Sie antwortete zunächst knapp und desinteressiert, ohne zu ihm aufzublicken. Erst nach der Entschuldigung gönnte sie ihm einen genaueren Blick. Anscheinend war ihr an seiner Sprache etwas aufgefallen. William verfluchte seinen Oberschichtakzent. Er sollte wirklich versuchen, sein Irisch zu kultivieren!

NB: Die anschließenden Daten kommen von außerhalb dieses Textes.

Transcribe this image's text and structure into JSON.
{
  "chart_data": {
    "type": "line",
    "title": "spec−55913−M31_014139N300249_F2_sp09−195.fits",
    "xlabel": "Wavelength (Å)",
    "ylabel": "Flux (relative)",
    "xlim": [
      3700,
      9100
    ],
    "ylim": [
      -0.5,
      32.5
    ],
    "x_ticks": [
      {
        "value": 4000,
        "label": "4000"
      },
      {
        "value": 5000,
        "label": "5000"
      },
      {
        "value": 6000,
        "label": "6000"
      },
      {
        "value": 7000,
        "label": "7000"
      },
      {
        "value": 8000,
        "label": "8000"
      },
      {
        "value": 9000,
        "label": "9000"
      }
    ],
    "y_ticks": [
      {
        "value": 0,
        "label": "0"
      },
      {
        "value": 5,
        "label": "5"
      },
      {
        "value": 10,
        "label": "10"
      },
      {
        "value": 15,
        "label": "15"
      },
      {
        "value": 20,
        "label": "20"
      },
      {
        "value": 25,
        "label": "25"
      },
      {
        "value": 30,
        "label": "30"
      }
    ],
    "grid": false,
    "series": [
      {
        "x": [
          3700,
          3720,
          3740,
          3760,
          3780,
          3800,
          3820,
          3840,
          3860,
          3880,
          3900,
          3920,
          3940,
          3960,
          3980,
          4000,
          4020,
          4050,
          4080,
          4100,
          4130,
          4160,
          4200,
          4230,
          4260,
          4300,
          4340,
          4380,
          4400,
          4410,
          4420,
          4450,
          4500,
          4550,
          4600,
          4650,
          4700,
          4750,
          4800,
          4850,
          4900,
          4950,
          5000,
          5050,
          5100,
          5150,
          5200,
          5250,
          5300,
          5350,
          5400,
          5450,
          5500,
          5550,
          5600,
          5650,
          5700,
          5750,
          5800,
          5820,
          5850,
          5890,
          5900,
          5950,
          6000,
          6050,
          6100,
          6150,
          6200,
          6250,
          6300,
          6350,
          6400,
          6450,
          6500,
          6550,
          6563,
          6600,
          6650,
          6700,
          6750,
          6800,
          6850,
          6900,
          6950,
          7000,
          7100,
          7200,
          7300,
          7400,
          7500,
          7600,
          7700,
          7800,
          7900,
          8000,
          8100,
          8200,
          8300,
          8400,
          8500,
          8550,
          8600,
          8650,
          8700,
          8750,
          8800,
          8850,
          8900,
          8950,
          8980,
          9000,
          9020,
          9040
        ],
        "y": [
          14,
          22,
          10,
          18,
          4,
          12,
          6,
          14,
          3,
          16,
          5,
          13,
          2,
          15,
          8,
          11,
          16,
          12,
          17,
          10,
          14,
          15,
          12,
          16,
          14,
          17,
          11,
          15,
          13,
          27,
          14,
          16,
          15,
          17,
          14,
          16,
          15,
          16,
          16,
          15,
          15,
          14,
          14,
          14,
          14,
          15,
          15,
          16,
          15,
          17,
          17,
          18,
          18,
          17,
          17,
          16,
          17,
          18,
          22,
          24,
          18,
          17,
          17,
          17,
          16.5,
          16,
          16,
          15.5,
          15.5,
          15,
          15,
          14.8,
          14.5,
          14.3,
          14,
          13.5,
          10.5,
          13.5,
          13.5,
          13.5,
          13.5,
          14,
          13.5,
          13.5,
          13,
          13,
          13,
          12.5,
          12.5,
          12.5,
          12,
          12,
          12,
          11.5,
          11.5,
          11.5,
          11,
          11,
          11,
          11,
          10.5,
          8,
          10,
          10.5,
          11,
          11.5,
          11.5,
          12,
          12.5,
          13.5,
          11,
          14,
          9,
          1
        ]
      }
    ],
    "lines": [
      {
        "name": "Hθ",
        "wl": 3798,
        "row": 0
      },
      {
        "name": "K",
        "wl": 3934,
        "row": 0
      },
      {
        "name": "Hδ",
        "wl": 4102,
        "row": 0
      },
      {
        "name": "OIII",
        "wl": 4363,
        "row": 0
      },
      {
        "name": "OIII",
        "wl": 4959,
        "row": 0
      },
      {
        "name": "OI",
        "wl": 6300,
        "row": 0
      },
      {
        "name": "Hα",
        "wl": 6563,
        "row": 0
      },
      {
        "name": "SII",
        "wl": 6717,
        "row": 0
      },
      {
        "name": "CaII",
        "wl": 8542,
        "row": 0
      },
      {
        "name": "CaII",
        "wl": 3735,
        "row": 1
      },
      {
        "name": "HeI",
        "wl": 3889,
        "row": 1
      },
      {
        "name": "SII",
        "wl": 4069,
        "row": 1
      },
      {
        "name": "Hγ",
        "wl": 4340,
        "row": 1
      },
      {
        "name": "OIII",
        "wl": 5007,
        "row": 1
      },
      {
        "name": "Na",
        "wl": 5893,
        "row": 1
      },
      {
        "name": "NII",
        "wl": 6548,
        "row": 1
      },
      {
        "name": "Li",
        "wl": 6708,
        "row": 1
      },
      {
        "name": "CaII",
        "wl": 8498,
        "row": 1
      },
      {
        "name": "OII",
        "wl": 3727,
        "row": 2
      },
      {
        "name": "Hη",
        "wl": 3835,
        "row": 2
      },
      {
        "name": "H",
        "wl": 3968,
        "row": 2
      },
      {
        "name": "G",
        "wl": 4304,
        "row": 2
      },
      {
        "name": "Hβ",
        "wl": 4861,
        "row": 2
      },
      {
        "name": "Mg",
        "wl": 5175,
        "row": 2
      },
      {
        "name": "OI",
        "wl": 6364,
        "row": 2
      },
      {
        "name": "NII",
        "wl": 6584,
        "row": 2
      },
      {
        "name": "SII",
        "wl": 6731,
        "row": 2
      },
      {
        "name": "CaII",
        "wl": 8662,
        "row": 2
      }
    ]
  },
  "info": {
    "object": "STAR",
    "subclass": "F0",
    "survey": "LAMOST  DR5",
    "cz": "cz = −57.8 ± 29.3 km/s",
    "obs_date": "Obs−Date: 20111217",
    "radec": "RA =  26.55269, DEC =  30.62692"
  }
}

»Sie brauchen sich nicht zu entschuldigen, ich habe Sie auch nicht bemerkt. Die Wege hier sind eine Zumutung.« Die Frau verzog unwillig das Gesicht, versuchte es dann aber doch mit einem schüchternen Lächeln. Sie war hellblond und blass. Ihr Haar, ihr Teint und ihre graublauen Augen wirkten verwaschen, ihr Gesicht war ein wenig lang, aber fein geschnitten. »Kann ich Ihnen irgendwie helfen? Sie wollen doch nicht wirklich zu den Maoris?«
So, wie die Frau das Wort aussprach, konnte man meinen, es handele sich um einen Kannibalenstamm, den zu besuchen ein Akt des Wahnsinns wäre. Und sie selbst ginge gut als Missionarin durch – mit ihrem dunkelgrauen schlichten Kleid und dem schwarzen langweiligen Hut. Unter dem Arm trug sie eine Art Gesangbuch.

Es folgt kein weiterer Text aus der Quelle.